Johnny believes that to determine if this Jujube is a Florida Jujube (Pseudoziziphus celata) or a Parry’s Jujube (Pseudoziziphus parryii) will require DNA sequencing. He suspects more than one horticulturist of the late nineteenth century and early twentieth century might have brought Parry’s Jujube root-stock from the California Chaparral to see if it might survive the harsh and ancient Lake Wales Ridge environment. Certainly, someone working for Edward Bok might have brought one while building his extravagant botanical garden featuring many species brought in from all over the world. Many of these botanical gardens brought invasive species with them, such as Cogongrass, or Brazilian Pepper, sold as a Holly-like ornamental landscaping plants in the late 1800s.

Further, some of the more intensive tissue culture experiments performed on Pseudoziziphus in Florida included heavy doses of hormones intended to increase the number of new shoots using a process called ‘micropropagation.’ There is a chance this lab-based experiment might have simply genetically modified a Parry’s Jujube into a new cultivar. The DNA sequencing results will be interesting, but will have to wait until this shoot can become a bush large enough to donate a handful of leaves.

The native grasses and flowers that have popped up since Johnny’s Prescribed Microburn treatment have attracted Gopher Tortoises. They must not care for sodgrass as forage.

Regardless of which exact species is from which exact area, Gopher Tortoises love Jujubes. They will find them from below, while tunneling safely out of sight, and create an opening directly under the Jujube, where the fruits tend to fall and congregate amongst the thorns.

“I did not do it,” said the juvenile Gopher Tortoise.

Gopher tortoises are not afraid of thorns; their favorite plant to eat found in the area of the Jujube, has one common name of ‘Finger Rot.’ A tortoise will even race you to get to it first before they scurry off to their burrow, still chewing.

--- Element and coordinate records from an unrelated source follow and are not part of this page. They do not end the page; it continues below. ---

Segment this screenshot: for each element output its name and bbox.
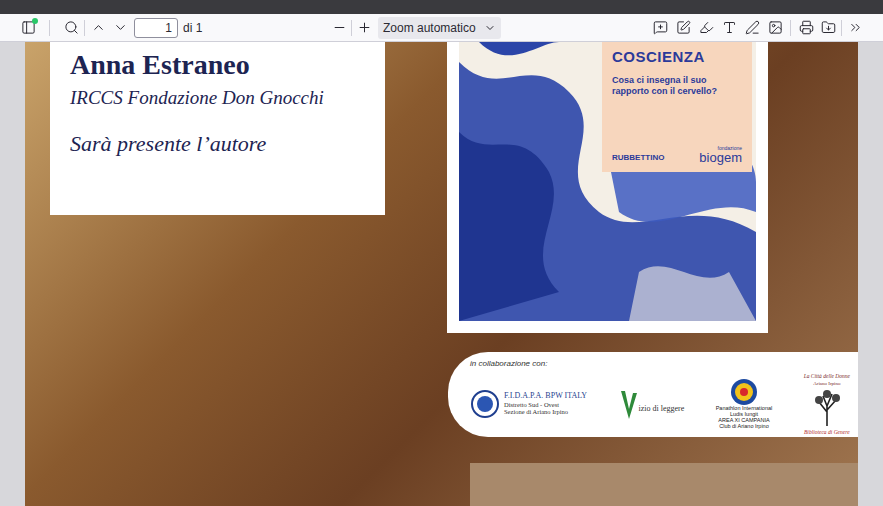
author-note: Sarà presente l’autore [70,131,385,156]
highlight-button[interactable] [695,17,717,39]
bottom-band [470,463,858,506]
search-icon [64,20,79,35]
comment-button[interactable] [649,17,671,39]
publisher: RUBBETTINO [612,152,664,164]
signature-button[interactable] [672,17,694,39]
text-icon [722,20,737,35]
book-v-icon [619,387,639,421]
draw-icon [745,20,760,35]
tree-icon [810,388,844,428]
page-input[interactable]: 1 [134,18,178,38]
collaboration-strip: in collaborazione con: F.I.D.A.P.A. BPW I… [448,352,858,437]
toolbar: 1 di 1 Zoom automatico [0,14,883,42]
signature-icon [676,20,691,35]
comment-icon [653,20,668,35]
image-icon [768,20,783,35]
partner-logo: izio di leggere [619,387,685,421]
more-tools-button[interactable] [844,17,866,39]
save-button[interactable] [817,17,839,39]
foundation: biogem [699,151,742,164]
print-button[interactable] [795,17,817,39]
viewer-area: Anna Estraneo IRCCS Fondazione Don Gnocch… [0,42,883,506]
chevron-down-button[interactable] [109,17,131,39]
more-tools-icon [848,20,863,35]
cover-label: COSCIENZA Cosa ci insegna il suo rapporto… [602,42,752,172]
highlight-icon [699,20,714,35]
text-button[interactable] [718,17,740,39]
pdf-viewer: 1 di 1 Zoom automatico Anna Estraneo IRCCS F… [0,0,883,506]
partner-logo: La Città delle DonneAriano IrpinoBibliot… [804,372,850,436]
collaboration-label: in collaborazione con: [470,358,850,370]
chevron-up-icon [91,20,106,35]
print-icon [799,20,814,35]
page-count: di 1 [183,19,202,37]
book-cover: COSCIENZA Cosa ci insegna il suo rapporto… [447,42,768,333]
fidapa-emblem-icon [470,389,500,419]
pdf-page: Anna Estraneo IRCCS Fondazione Don Gnocch… [25,42,858,506]
partner-logo: Panathlon InternationalLudis IungitAREA … [716,378,773,429]
window-frame [0,0,883,14]
zoom-out-icon [332,20,347,35]
image-button[interactable] [764,17,786,39]
zoom-out-button[interactable] [328,17,350,39]
affiliation: IRCCS Fondazione Don Gnocchi [70,87,385,109]
zoom-select[interactable]: Zoom automatico [378,17,501,39]
save-icon [821,20,836,35]
partner-logo: F.I.D.A.P.A. BPW ITALYDistretto Sud - Ov… [470,389,587,419]
chevron-up-button[interactable] [87,17,109,39]
panathlon-emblem-icon [730,378,758,406]
chevron-down-icon [113,20,128,35]
sidebar-toggle[interactable] [17,17,39,39]
search-button[interactable] [60,17,82,39]
zoom-in-button[interactable] [353,17,375,39]
dropdown-icon [484,22,496,34]
zoom-in-icon [357,20,372,35]
author-box: Anna Estraneo IRCCS Fondazione Don Gnocch… [50,42,385,215]
book-title: COSCIENZA [612,46,742,69]
notification-dot [32,18,38,24]
draw-button[interactable] [741,17,763,39]
book-subtitle: Cosa ci insegna il suo rapporto con il c… [612,75,742,98]
author-name: Anna Estraneo [70,50,385,81]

They will even bite and cut the roots of our precious Jujubes! Luckily, this just creates more bushy outgrowths in a mature plant. In this way the Gopher Tortoise is truly farming his land; making it better for himself, and for everyone.. one day at a time!

A drippy, leaky hose is allowed to irrigate the Jujube through the dry months; the water trickles downhill toward the plant. Centipede Grass still visible in the area, now must be removed by hand to avoid herbicide use.